Baik tenaga kerja yang berasal dari daerah akan dilatih di Korea untuk mendapatkan bekal teknis. “Setelah pembangunan proyek itu selesai maka orang daerah yang akan membangun industri tersebut di Tarakan. Selain kebersihan kota terjamin, listrik dapat, keuntungan lain juga kita dapat. Namun kendalanya adalah waktu apraisal lokasi tidak ditentukan berapa nilainya sehingga tidak dapat menghitung berapa formulasi keuntungan kita. Akhirnya lambat, malah pembangunan dialihkan investornya ke Jawa Barat,” lanjutnya.

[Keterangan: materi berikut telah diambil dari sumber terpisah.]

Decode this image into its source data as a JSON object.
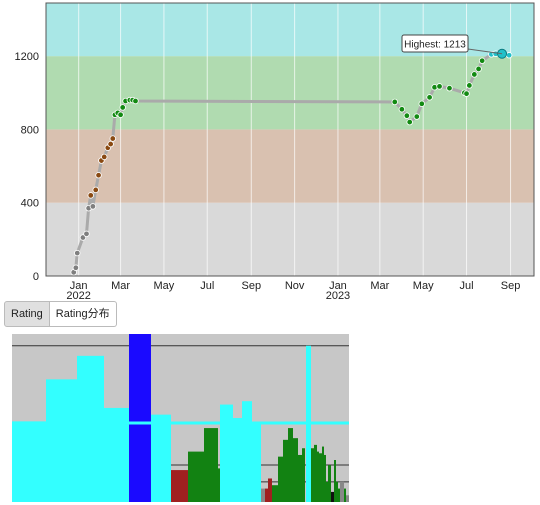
{
  "tabs": [
    {
      "label": "Rating",
      "active": true
    },
    {
      "label": "Rating分布",
      "active": false
    }
  ],
  "colors": {
    "band_cyan": "#a9e7e6",
    "band_green": "#b0dbb0",
    "band_brown": "#d9c1b0",
    "band_gray": "#d9d9d9",
    "line": "#aaaaaa",
    "dot_gray": "#7f7f7f",
    "dot_brown": "#8a4a12",
    "dot_green": "#128a12",
    "dot_cyan": "#22c0c9"
  },
  "chart_data": [
    {
      "type": "line",
      "title": "",
      "xlabel": "",
      "ylabel": "",
      "y_ticks": [
        0,
        400,
        800,
        1200
      ],
      "ylim": [
        0,
        1490
      ],
      "x_ticks": [
        {
          "label": "Jan",
          "sub": "2022",
          "date": "2022-01-01"
        },
        {
          "label": "Mar",
          "sub": "",
          "date": "2022-03-01"
        },
        {
          "label": "May",
          "sub": "",
          "date": "2022-05-01"
        },
        {
          "label": "Jul",
          "sub": "",
          "date": "2022-07-01"
        },
        {
          "label": "Sep",
          "sub": "",
          "date": "2022-09-01"
        },
        {
          "label": "Nov",
          "sub": "",
          "date": "2022-11-01"
        },
        {
          "label": "Jan",
          "sub": "2023",
          "date": "2023-01-01"
        },
        {
          "label": "Mar",
          "sub": "",
          "date": "2023-03-01"
        },
        {
          "label": "May",
          "sub": "",
          "date": "2023-05-01"
        },
        {
          "label": "Jul",
          "sub": "",
          "date": "2023-07-01"
        },
        {
          "label": "Sep",
          "sub": "",
          "date": "2023-09-01"
        }
      ],
      "xlim": [
        "2021-11-16",
        "2023-10-04"
      ],
      "bands": [
        {
          "from": 0,
          "to": 400,
          "color": "#d9d9d9"
        },
        {
          "from": 400,
          "to": 800,
          "color": "#d9c1b0"
        },
        {
          "from": 800,
          "to": 1200,
          "color": "#b0dbb0"
        },
        {
          "from": 1200,
          "to": 1490,
          "color": "#a9e7e6"
        }
      ],
      "grid": true,
      "annotation": {
        "text": "Highest: 1213",
        "date": "2023-08-20",
        "value": 1213
      },
      "x": [
        "2021-12-25",
        "2021-12-28",
        "2021-12-30",
        "2022-01-07",
        "2022-01-12",
        "2022-01-15",
        "2022-01-18",
        "2022-01-21",
        "2022-01-25",
        "2022-01-29",
        "2022-02-02",
        "2022-02-06",
        "2022-02-11",
        "2022-02-15",
        "2022-02-18",
        "2022-02-21",
        "2022-02-25",
        "2022-03-01",
        "2022-03-04",
        "2022-03-08",
        "2022-03-14",
        "2022-03-18",
        "2022-03-22",
        "2023-03-22",
        "2023-04-01",
        "2023-04-08",
        "2023-04-12",
        "2023-04-22",
        "2023-04-29",
        "2023-05-10",
        "2023-05-17",
        "2023-05-24",
        "2023-06-07",
        "2023-06-28",
        "2023-07-01",
        "2023-07-05",
        "2023-07-12",
        "2023-07-18",
        "2023-07-23",
        "2023-08-05",
        "2023-08-11",
        "2023-08-20",
        "2023-08-30"
      ],
      "y": [
        20,
        45,
        125,
        210,
        230,
        370,
        440,
        380,
        470,
        550,
        630,
        650,
        700,
        720,
        750,
        880,
        890,
        880,
        920,
        955,
        960,
        960,
        955,
        950,
        910,
        875,
        840,
        870,
        940,
        975,
        1030,
        1035,
        1025,
        1000,
        995,
        1040,
        1100,
        1130,
        1175,
        1210,
        1213,
        1213,
        1205
      ]
    },
    {
      "type": "bar",
      "title": "",
      "xlabel": "",
      "ylabel": "",
      "ylim": [
        0,
        100
      ],
      "background": "#c7c7c7",
      "reference_lines": [
        93,
        47,
        22,
        12
      ],
      "bars": [
        {
          "x": 0,
          "w": 34,
          "v": 48,
          "c": "#33ffff"
        },
        {
          "x": 34,
          "w": 31,
          "v": 73,
          "c": "#33ffff"
        },
        {
          "x": 65,
          "w": 27,
          "v": 87,
          "c": "#33ffff"
        },
        {
          "x": 92,
          "w": 25,
          "v": 56,
          "c": "#33ffff"
        },
        {
          "x": 117,
          "w": 22,
          "v": 100,
          "c": "#1a0aff"
        },
        {
          "x": 139,
          "w": 20,
          "v": 52,
          "c": "#33ffff"
        },
        {
          "x": 159,
          "w": 17,
          "v": 19,
          "c": "#a02020"
        },
        {
          "x": 176,
          "w": 16,
          "v": 30,
          "c": "#128212"
        },
        {
          "x": 192,
          "w": 14,
          "v": 44,
          "c": "#128212"
        },
        {
          "x": 206,
          "w": 4,
          "v": 20,
          "c": "#128212"
        },
        {
          "x": 208,
          "w": 13,
          "v": 58,
          "c": "#33ffff"
        },
        {
          "x": 221,
          "w": 9,
          "v": 50,
          "c": "#33ffff"
        },
        {
          "x": 230,
          "w": 10,
          "v": 60,
          "c": "#33ffff"
        },
        {
          "x": 240,
          "w": 9,
          "v": 47,
          "c": "#33ffff"
        },
        {
          "x": 249,
          "w": 4,
          "v": 8,
          "c": "#888888"
        },
        {
          "x": 253,
          "w": 3,
          "v": 8,
          "c": "#a02020"
        },
        {
          "x": 256,
          "w": 4,
          "v": 14,
          "c": "#a02020"
        },
        {
          "x": 260,
          "w": 6,
          "v": 10,
          "c": "#128212"
        },
        {
          "x": 266,
          "w": 5,
          "v": 27,
          "c": "#128212"
        },
        {
          "x": 271,
          "w": 5,
          "v": 37,
          "c": "#128212"
        },
        {
          "x": 276,
          "w": 5,
          "v": 44,
          "c": "#128212"
        },
        {
          "x": 281,
          "w": 5,
          "v": 38,
          "c": "#128212"
        },
        {
          "x": 286,
          "w": 4,
          "v": 28,
          "c": "#128212"
        },
        {
          "x": 290,
          "w": 3,
          "v": 32,
          "c": "#128212"
        },
        {
          "x": 294,
          "w": 5,
          "v": 93,
          "c": "#33ffff"
        },
        {
          "x": 299,
          "w": 3,
          "v": 32,
          "c": "#128212"
        },
        {
          "x": 302,
          "w": 3,
          "v": 34,
          "c": "#128212"
        },
        {
          "x": 305,
          "w": 2,
          "v": 30,
          "c": "#128212"
        },
        {
          "x": 307,
          "w": 3,
          "v": 29,
          "c": "#128212"
        },
        {
          "x": 310,
          "w": 2,
          "v": 33,
          "c": "#128212"
        },
        {
          "x": 312,
          "w": 2,
          "v": 28,
          "c": "#128212"
        },
        {
          "x": 314,
          "w": 2,
          "v": 12,
          "c": "#128212"
        },
        {
          "x": 316,
          "w": 3,
          "v": 22,
          "c": "#128212"
        },
        {
          "x": 319,
          "w": 3,
          "v": 6,
          "c": "#111111"
        },
        {
          "x": 322,
          "w": 2,
          "v": 25,
          "c": "#128212"
        },
        {
          "x": 324,
          "w": 2,
          "v": 12,
          "c": "#128212"
        },
        {
          "x": 326,
          "w": 2,
          "v": 8,
          "c": "#128212"
        },
        {
          "x": 328,
          "w": 4,
          "v": 12,
          "c": "#888888"
        },
        {
          "x": 332,
          "w": 2,
          "v": 8,
          "c": "#128212"
        },
        {
          "x": 334,
          "w": 3,
          "v": 4,
          "c": "#888888"
        }
      ],
      "cyan_line": 47,
      "x_domain": [
        0,
        337
      ]
    }
  ]
}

Lain lagi investor yang menawarkan pengolahan air laut menjadi air tawar. “Ada banyak yang menawarkan mengolah air laut menjadi air tawar karena air laut tidak mudah habis, ada juga pengelolaan sumur tua, hingga ke gas flare atau gas buang. Hingga penyediaan tenaga listrik dari tenaga surya dari Tiongkok. Tidak lanjut. Tapi dulu kami berupaya menggali potensi itu. Mereka sempat ke sini,” kisahnya.

Menurut Tigor pemerintah perlu memudahkan investor sebagai salah satu bentuk pengembangan daerah. “Yang terpenting transparansi, yang mempermudah segala perizinan sehingga para investor ini tertarik untuk berinvestasi.

Investor membatalkan investasinya sudah bukan rahasia lagi. Khususnya yang bergerak di industri. Sebaliknya investasi yang paling banyak dilirik di antaranya sektor perdagangan, jasa dan perikanan.

Kepala Dinas Penanaman Modal dan Pelayanan Terpadu Satu Pintu (DPMPTSP) Tarakan Ardiansyah mengatakan, perekonomian Tarakan bergerak di sektor perdagangan dan jasa. Investor yang berinvestasi kebanyakan pengusaha lokal.

Pada 2018 lalu, ada ketertarikan investor pembuatan makanan ayam dan peternakan ayam. Namun karena pertimbangan beberapa hal, lantas batal.

2017, adapula perusahaan besar yang ingin membangun pembangkit tenaga listrik surya (PLTS). Lagi-lagi calon investor membatalkan niatnya. “Padahal izinnya sudah diproses, tapi karena harganya tidak sepakat dengan PLN, akhirnya dibatalkan. Sebenarnya banyak yang masuk (berinvestasi), tapi dibatalkan,” kata Ardiansyah, Jumat (26/7).

Lantas apa yang menyebabkan investor mundur? Menurut pengamatan Ardiansyah, selain persoalan harga yang tidak disepakati, adapula permasalahan lahan yang bersengketa. Beberapa tahun lalu, terdapat perusahaan dari luar kota yang ingin membangun pabrik kertas di daerah Sungai Bengawan, Kelurahan Juata Permai.

“Padahal perusahaan siap membayar lahan seluas 40 hektare. Tapi tidak jadi karena lahannya diklaim. Jadi masalah harga dan lahan yang tidak punya kepastian, akhirnya tidak jadi. Ini ada lagi pembangkit listrik tenaga sampah (PLTSa) itu sudah masuk,” katanya.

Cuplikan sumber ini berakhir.